Kiyoomi menghujani dada hingga leher Atsumu dengan kecupan sampai punggung si pirang melengkung ke atas. “Disini? Enak?” Bisik Kiyoomi sebelum menjilat daun telinga Atsumu dan menghentakkan jarinya ke satu titik di dalam Atsumu.

Malu dengan reaksinya sendiri, Atsumu buru-buru menutup wajahnya dengan punggung tangan, mati-matian menahan suara yang menurutnya terdengar aneh di telinga. Rasanya memang nikmat, ia akui.

Kiyoomi lalu menarik seluruh jemarinya. Membiarkan lubang Atsumu kosong dan malah memasang wajah tak suka. “Jangan ditutup, aku mau lihat wajah cantik kamu,” tutur Kiyoomi menyingkirkan tangan Atsumu dari wajah meronanya. “Suaranya juga gak perlu ditahan ya?”

Cukup dengan mendengar suara Kiyoomi yang rendah dan berat itu saja sudah buat tubuh Atsumu yang sensitif itu semakin terangsang. Kini ia terisak, antara takut dan minta dipuaskan lebih banyak. “Omi,” panggilnya lemah. “Ini... ini yang pertama. Aku belum pernah-”

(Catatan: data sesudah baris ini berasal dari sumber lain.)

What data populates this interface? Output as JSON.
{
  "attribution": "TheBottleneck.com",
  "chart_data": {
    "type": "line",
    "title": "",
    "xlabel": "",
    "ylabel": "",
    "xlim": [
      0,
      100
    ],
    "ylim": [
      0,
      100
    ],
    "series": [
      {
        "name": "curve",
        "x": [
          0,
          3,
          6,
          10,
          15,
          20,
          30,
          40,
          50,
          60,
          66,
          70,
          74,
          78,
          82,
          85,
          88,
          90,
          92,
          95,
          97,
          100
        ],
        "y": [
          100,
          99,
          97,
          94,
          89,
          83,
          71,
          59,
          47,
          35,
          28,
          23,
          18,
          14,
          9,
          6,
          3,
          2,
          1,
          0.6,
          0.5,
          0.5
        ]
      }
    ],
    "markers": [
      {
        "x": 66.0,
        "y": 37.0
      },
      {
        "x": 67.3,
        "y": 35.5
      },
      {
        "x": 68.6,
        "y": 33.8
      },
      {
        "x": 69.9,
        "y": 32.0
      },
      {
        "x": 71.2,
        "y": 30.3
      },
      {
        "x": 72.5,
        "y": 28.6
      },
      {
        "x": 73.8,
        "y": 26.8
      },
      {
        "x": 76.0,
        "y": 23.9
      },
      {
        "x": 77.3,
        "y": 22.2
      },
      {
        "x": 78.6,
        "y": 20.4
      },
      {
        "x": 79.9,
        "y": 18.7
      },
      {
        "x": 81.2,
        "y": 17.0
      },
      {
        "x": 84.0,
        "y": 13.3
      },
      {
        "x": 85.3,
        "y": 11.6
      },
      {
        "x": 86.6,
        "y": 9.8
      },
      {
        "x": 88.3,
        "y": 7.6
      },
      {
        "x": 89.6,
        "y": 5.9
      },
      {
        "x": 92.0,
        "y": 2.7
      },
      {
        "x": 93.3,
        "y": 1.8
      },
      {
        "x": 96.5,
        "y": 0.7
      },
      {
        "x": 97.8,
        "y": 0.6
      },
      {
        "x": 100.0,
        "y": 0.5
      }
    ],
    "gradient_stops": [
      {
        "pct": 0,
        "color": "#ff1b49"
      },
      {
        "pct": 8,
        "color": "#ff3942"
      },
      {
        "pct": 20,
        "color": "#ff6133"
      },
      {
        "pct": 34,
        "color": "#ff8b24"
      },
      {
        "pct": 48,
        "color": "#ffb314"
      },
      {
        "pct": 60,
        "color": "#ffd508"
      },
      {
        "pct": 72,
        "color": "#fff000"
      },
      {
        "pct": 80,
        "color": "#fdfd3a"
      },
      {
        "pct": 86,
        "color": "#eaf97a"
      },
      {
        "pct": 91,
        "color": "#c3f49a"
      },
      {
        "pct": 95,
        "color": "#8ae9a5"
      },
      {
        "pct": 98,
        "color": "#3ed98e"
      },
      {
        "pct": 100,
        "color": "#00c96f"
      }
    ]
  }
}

“Pertama ya?” Kiyoomi meraba torso Atsumu, mengirim sensasi menggelitik bagi suaminya itu, kemudian memainkan puting merah muda di dadanya. “Really?” Atensinya kembali pada manik coklat itu, memastikan.

Yes...” Atsumu menghembuskan nafas. “Be gentle, please..?” Kemudian ia memohon dengan air mata yang hampir tumpah.

Kiyoomi segera mencium dahinya, menenangkan Atsumu. “Okay.

Menikah di umur yang terbilang muda menjadi masuk akal jika Atsumu belum pernah melakukan seks sebelumnya. Atsumu yang tengah Kiyoomi rengkuh saat ini belum pernah disentuh siapa pun, Atsumu yang masih polos, sensitif dan tentunya sangat cantik. Kiyoomi menjadi semakin tak sabar membayangkan seberapa sempitnya lubang senggama suaminya itu.

“Shhh, rileks sayang. Gapapa... gak akan sakit kok,” Kiyoomi bisa rasakan tubuh telanjang di bawahnya itu gemetaran. Sekujur tubuhnya merona merah dan tangannya mencengkram sprei. Kiyoomi lantas melumat bibir ranum Atsumu, menjilati permukaannya sebelum melesakkan lidahnya ke dalam. Gerakannya lembut disertai elusan di pipi hingga Atsumu merasa sedikit lebih tenang.

“Omi, more. Aku mau...” si pirang itu kini mengangkat bagian bawahnya menemui milik Kiyoomi, menggesek pelan kemaluannya yang basah pada ereksi Kiyoomi yang masih terbalut celana.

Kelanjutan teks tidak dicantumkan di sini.